Ce soir j’ai perdu un brin d’allumette, une poussière de soufre au fond du ciel où les étoiles s’épuisent à briller, inlassablement enflamment un bout de ciel ce soir où un quart de lune emporte un peu d’espoir.
Rêves déchus, j’ai perdu la foi.

Je me réveille de ce rêve que je ne voulais pas rêver, ce rêve qu’on m’a volé, tombé du ciel au milieu d’une nuit, une nuit de vices et de larmes, ce soir je verse la larme des rêves épuisés, une sueur qui roule sur la tempe.
Ces rêves qu’on vous met dans le crâne comme on enfonce un pieu dans un cœur et le sang qui jaillit, inonde et macule le col d’une chemise blanche.
Ce soir le rêve expire dans un râle inaudible.
Un soupire étouffé, une main sur ta joue.
Une étoile qui s’éteint d’avoir trop brillée.

La nuit perd haleine, j’étouffe et j’enrage, de rage je jète contre le mur une dernière lamentation, un soupire d’étoile, un morceau de rêve arraché, une perle qui goûtera sur le mur, épousera une fissure pour s’y perdre et ne plus jamais trouver sa jumelle.
Je voudrais renverser le sablier du temps, réveiller les morts et les secouer dans leur tombeau, prendre leur main et en sortir de la poussière d’os et de vers, relever leurs mentons et jouer avec leurs bras, leurs mains, statuts démantibulées, pantins entre mes mains, c’est là qu’est ma place, il fut.

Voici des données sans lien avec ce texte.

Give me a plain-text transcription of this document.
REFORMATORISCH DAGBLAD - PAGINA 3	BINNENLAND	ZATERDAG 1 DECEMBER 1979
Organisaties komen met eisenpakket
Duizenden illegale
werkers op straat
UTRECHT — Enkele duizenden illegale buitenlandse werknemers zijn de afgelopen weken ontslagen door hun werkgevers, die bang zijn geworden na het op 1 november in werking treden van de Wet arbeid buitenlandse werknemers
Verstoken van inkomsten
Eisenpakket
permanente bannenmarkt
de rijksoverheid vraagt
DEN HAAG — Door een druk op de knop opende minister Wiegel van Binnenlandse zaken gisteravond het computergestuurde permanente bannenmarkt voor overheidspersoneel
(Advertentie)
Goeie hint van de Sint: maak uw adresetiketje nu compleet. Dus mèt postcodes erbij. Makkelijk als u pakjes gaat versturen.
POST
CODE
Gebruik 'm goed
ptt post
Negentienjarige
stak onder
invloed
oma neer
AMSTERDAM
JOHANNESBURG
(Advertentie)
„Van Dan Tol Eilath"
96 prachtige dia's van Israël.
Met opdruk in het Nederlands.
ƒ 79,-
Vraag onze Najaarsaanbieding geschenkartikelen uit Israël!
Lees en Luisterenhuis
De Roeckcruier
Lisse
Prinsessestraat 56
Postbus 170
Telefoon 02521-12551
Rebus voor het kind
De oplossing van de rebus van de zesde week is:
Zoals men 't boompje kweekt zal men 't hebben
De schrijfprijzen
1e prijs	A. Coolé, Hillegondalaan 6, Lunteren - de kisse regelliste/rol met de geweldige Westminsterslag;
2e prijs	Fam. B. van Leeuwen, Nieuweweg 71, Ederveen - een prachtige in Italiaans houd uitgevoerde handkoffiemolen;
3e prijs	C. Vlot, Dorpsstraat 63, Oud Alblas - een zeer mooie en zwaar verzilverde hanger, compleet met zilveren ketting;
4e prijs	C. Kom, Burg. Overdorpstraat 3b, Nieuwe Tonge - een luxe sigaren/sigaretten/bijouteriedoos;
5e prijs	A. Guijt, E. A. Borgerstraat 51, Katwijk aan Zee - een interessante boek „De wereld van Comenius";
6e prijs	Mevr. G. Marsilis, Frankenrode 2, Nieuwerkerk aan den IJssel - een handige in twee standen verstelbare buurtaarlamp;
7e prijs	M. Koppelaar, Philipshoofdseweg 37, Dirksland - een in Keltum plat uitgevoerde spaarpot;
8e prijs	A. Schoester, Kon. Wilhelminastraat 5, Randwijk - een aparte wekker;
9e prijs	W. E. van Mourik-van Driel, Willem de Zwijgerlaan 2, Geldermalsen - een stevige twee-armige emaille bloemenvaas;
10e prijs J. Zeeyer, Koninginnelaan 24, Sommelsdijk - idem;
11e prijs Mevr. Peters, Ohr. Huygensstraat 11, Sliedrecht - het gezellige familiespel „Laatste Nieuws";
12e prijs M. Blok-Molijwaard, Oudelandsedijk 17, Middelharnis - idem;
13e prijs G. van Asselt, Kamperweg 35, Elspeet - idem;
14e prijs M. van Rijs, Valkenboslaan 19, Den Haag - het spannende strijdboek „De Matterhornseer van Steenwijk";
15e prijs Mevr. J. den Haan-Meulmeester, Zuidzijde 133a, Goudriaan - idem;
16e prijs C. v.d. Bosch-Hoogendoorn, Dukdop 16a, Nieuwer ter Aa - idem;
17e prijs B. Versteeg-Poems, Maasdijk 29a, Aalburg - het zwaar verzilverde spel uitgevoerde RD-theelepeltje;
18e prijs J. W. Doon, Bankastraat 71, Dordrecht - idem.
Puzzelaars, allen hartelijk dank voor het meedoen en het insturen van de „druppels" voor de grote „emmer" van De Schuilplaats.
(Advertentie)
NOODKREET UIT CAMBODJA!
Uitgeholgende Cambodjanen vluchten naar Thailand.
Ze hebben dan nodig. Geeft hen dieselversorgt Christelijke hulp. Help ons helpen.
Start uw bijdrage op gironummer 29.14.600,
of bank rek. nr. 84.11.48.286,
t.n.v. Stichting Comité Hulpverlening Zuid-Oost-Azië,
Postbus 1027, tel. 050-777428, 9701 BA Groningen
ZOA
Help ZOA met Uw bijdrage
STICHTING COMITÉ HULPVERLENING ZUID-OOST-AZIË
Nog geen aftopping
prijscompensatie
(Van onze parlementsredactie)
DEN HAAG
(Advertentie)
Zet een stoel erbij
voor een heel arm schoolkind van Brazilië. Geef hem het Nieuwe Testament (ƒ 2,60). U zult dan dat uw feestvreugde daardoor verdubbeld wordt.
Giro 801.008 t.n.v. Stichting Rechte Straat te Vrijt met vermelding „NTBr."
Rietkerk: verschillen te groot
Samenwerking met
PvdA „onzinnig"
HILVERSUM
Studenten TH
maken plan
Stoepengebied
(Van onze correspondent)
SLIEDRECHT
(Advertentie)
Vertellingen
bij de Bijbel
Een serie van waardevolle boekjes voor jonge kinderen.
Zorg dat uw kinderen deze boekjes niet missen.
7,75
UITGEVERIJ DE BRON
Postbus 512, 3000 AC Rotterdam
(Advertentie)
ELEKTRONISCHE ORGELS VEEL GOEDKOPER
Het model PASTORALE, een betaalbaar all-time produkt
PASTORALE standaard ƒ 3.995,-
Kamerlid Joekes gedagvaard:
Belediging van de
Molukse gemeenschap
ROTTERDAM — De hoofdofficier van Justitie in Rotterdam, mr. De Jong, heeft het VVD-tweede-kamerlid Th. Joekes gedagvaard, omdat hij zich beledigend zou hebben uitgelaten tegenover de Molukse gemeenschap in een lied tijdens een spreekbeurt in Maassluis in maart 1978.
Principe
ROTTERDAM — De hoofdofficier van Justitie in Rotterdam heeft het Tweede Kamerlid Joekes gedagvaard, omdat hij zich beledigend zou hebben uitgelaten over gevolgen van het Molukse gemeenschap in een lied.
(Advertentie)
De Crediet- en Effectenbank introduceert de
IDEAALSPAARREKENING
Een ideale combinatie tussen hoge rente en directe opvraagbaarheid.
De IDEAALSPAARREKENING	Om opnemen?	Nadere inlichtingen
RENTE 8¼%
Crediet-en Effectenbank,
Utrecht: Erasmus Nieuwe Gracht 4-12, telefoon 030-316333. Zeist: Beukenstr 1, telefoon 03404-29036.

Je voudrais émietter le temps, égrainer le sable du sablier brisé, refaire le chemin à l’envers, remonter le temps, grain après grain, gravir la dune du temps écroulé.
Revenir où mon pas ne tremblait pas, où ma main saluait avec certitude, où les doutes ne réveillaient pas mon sommeil.
Je voudrais prendre cette main fragile, la tienne, qui n’aurait jamais du caresser ma joue, et la reposer sur ta hanche, délicatement, sans faire de faux pas, et puis j’aurais souri, tu aurais compris.

Ce soir, les sangsues rongent mon esprit, elles emportent les lambeaux de mes certitudes, et je cherche un regard que je ne retrouve plus.
Ma main tremble et mes mots trébuchent sur une feuille de papier ordinaire, je peine à écrire ces mots qui trancheront ton cœur et fouilleront sa douceur amère.

Il est si facile d’être fataliste, de baisser les bras avant d’avoir lever le menton et d’être fier, fier de se battre, fier de ne pas avoir mis un genou à terre, fier d’être vivant !
Non..
Choisir la facilité, fatalité, c’est si facile.
Des mots, toujours des mots, du désespoir enfermé dans une bouteille vide !
Et je vide mon verre ivre des mots, des rages, des colères, des frustrations de n’avoir pas su changer, te changer, et voir enfin un sourire, le tien.
Je rage de ne pas m’être trompé, d’avoir eu raison de ne plus te croire et que cette foutue fatalité t’ait enserré entre ses doigts crochus, et que tu mimes ceux qui t’ont menti.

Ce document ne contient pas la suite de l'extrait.